While really just a Prometheus sequel, we all know in our heart of hearts that had this film been called Prometheus 2 it would’ve got no funding and people would’ve raged hate upon it. So, what does director Ridley Scott do? Brand it as a straight Alien film, and yet still use the script we all know was originally just a Prometheus sequel.

Alien: Covenant is set ten years after the events of Prometheus, which puts it about twenty years before Alien. The Covenant is a colony ship, headed to a new planet. When a shockwave hits the ship, the crew are forced to wake early to repair the ship, and as they do, they receive an unmistakably human transmission from a previously unknown planet.

Captain Oram (Billy Crudup) decides to investigate the nearby planet, as it looks as though it’ll be better for colonisation. Second-in-command Daniels (Katherine Waterston) vehemently objects but to no avail. From there, various forms of xenomorph, battles between faith and science, and the moralities around bio-engineering are explored.

I am a huge 1979 Alien fan. I’ve watched the film what I’m sure is a reasonable number of times (read: 30). I even like Aliens. The next two – meh. But as an avid Alien lover, it’s really hard for me to sit still in a darkened cinema for two hours and still not know what exactly is going on. Scott’s return to the xenomorph universe raises as many questions as it answers. The storyline is complex and logic is occasionally left behind.

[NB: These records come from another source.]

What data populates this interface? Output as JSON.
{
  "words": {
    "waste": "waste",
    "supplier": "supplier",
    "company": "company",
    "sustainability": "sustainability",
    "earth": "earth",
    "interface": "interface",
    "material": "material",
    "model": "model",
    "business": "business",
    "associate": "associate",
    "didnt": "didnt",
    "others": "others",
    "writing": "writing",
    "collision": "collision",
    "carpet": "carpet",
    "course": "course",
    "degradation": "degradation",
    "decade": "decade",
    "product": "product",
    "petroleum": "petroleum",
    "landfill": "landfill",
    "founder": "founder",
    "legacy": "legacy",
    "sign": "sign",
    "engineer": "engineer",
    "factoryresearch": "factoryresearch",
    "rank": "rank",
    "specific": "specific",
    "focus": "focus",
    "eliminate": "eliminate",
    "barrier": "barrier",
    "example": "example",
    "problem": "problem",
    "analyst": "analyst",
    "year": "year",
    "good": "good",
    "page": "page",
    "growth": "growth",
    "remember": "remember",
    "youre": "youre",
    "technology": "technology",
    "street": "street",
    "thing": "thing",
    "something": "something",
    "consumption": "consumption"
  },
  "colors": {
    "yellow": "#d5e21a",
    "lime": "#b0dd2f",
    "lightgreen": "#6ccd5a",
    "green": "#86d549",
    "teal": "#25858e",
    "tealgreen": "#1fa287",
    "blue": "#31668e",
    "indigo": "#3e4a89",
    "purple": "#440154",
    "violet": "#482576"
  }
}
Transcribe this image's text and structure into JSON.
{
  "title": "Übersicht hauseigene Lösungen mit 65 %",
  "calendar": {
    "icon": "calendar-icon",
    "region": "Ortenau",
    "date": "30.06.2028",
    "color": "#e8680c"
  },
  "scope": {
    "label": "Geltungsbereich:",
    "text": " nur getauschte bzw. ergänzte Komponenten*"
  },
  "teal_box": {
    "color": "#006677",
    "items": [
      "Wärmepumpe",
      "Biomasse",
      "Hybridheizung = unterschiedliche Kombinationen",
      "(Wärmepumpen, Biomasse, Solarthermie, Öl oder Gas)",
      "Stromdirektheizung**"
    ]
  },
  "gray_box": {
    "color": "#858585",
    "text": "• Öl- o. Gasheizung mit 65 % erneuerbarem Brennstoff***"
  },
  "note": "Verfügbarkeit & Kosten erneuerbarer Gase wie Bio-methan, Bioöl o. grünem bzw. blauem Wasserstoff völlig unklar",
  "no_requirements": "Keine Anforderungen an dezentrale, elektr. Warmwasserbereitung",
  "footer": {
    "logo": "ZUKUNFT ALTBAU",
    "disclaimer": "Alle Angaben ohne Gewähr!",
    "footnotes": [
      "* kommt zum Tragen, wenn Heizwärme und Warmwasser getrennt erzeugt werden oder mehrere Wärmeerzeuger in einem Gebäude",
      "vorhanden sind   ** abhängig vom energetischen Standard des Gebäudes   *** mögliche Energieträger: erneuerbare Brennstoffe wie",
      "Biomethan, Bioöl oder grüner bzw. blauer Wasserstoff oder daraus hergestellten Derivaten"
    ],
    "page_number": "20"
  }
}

James Franco offers a spectacularly brief cameo in the first ten minutes, we can speculate largely due to Danny McBride’s casting – which is brilliant, as I can’t even think of a film that I’ve seen him in that wasn’t a comedy. Michael Fassbender returns as synthetic David, but also plays the joint role of synthetic Walter; two completely different robots. Waterston ticks off what is obviously a must-have scene: her running through corridors in the spaceship in a tank top and suspiciously Ripley-inspired haircut.

What’s most exciting is the fact that Scott has promised us another two Alien films that will eventually come full circle with the first Sigourney Weaver flick. For all its murky confusion, Alien: Covenant redeemed itself with its 21st century remaking of a few iconic original Alien scenes, and left you in suspense. I swear, the last five minutes of the film I was on the edge of my seat, mid-cringe, screaming, “No, don’t you see what’s happening, you fool!”